# how many times have you been hurt?



## treeman82 (Mar 29, 2003)

In leu of all the injuries that have been reported on here lately, I was just wondering how many times people on this site have been injured during the course of their climbing careers. Let's call an injury anything that requires medical attention. So basically, cuts that are fixed with a bandaid or two are not counted, being sore after a long day isn't counted, and neither is poison ivy, or minor scratches.


----------



## mikecross23 (Apr 3, 2003)

Anyone want to fess up to the more than 10 times and lucky to be alive vote? Just curious. 

-Mike-


----------



## xander9727 (Apr 10, 2003)

Last Wednesday I was sharpening the teeth on my stump grinder, the tooth caught the wheel and twisted, pulling my thumb into the bench grinder. 6 hours and one plastic surgeon later and I'm as good as new.......sort of.


----------



## treeman82 (Apr 10, 2003)

I know how you feel, I was grinding lawn mower blades last fall and the wheel caught a little too much of the blade, bringing my thumb in contact with the wheel. I bled pretty nicely. I was lucky though, it just ground away some of the nail, and ripped open some skin, in a few weeks I was good as new.


----------



## Stumper (Apr 12, 2003)

Based on your criteria I checked in on "once or twice". I sprained my right elbow very seriously (still have some permanent loss of range of motion) when I caught my heel stepping off of a retaining wall with an armload of brush. I also partially dislocated my right shoulder trying to free a hanger while removing an oak several years ago. Yes I should have repositioned BUT the injury ws directly traceable to a previous non work-related injury that I only thought I had recovered from. 

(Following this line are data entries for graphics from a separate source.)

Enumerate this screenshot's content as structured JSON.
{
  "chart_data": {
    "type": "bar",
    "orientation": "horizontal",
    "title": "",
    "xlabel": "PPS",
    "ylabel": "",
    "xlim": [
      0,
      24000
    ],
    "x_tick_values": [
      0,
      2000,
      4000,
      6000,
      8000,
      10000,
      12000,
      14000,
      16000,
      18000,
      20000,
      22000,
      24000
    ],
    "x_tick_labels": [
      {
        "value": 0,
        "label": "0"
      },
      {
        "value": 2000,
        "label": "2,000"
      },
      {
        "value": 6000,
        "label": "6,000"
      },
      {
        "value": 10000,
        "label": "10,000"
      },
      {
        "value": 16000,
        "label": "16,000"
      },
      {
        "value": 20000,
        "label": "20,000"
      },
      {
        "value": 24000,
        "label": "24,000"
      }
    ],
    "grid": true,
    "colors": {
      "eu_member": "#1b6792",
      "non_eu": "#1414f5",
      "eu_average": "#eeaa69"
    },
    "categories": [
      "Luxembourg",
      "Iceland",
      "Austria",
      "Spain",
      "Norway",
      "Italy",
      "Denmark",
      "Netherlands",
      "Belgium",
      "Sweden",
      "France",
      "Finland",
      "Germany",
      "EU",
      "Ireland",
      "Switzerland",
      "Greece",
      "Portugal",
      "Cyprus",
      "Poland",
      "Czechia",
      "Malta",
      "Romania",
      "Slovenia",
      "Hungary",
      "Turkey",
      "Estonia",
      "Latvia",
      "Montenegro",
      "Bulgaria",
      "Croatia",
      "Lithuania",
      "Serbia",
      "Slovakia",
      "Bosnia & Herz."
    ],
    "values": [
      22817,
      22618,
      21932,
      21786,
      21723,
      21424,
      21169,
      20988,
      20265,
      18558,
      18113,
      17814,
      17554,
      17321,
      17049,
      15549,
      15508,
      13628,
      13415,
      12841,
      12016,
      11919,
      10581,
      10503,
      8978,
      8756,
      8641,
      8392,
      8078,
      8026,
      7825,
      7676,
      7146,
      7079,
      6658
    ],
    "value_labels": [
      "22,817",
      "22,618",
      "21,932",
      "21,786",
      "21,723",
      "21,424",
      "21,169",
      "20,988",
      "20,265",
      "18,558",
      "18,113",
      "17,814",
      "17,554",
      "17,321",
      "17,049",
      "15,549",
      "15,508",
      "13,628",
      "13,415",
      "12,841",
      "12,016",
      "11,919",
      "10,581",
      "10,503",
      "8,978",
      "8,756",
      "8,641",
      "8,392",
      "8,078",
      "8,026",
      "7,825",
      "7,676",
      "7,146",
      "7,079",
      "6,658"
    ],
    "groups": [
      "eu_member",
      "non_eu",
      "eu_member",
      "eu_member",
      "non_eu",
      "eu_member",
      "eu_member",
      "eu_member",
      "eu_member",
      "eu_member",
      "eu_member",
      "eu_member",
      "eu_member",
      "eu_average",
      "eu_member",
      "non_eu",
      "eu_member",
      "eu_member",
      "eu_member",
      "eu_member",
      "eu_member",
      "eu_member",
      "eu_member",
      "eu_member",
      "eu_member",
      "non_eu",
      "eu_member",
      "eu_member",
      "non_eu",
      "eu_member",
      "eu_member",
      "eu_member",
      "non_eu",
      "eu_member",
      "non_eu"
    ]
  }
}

No chainsaw scars...... I am now typing onehanded vwhilepounding myself in the head sinceit is the most readily availabe wood to knock on.


----------



## John Paul Sanborn (Apr 12, 2003)

These days I hurt when I get up in the morning.


----------



## lync (Apr 12, 2003)

*chainsaw bite*

Last year while sharpening a chainsaw (no gloves) slipped and ripped the heal of my right palm. Of course it was before I made the first climb of the day. A tube of crazy glue, paper towel and duct tape with a kevlar glove over it kept it together for the day.
A visit to the doctor was a waste, she said there was nothing more she could do that I hadn't already done. That .325 chain takes out a nice 3/16 wide channel of flesh, and thats on a saw thats not running!! First aid kit was helpful in stopping the bleeding and cleaning the wound. Crazy glued the piece that was hanging off back in place, and coated the wound with it.
Took 3 weeks for that stuff to wear away. Always good to have some handy!

Corey


----------



## treeman82 (Apr 12, 2003)

Corey, I remember reading somewhere that a single cutter tooth will remove as much as 1/4 inch of flesh. In that same document I remember reading that 600 teeth pass a single point on the bar in a second when going at full throttle?


----------



## TREETX (Apr 14, 2003)

I younger, but with JPS on this one. I have only been injured twice while doing tree work. I hurt almost every morning.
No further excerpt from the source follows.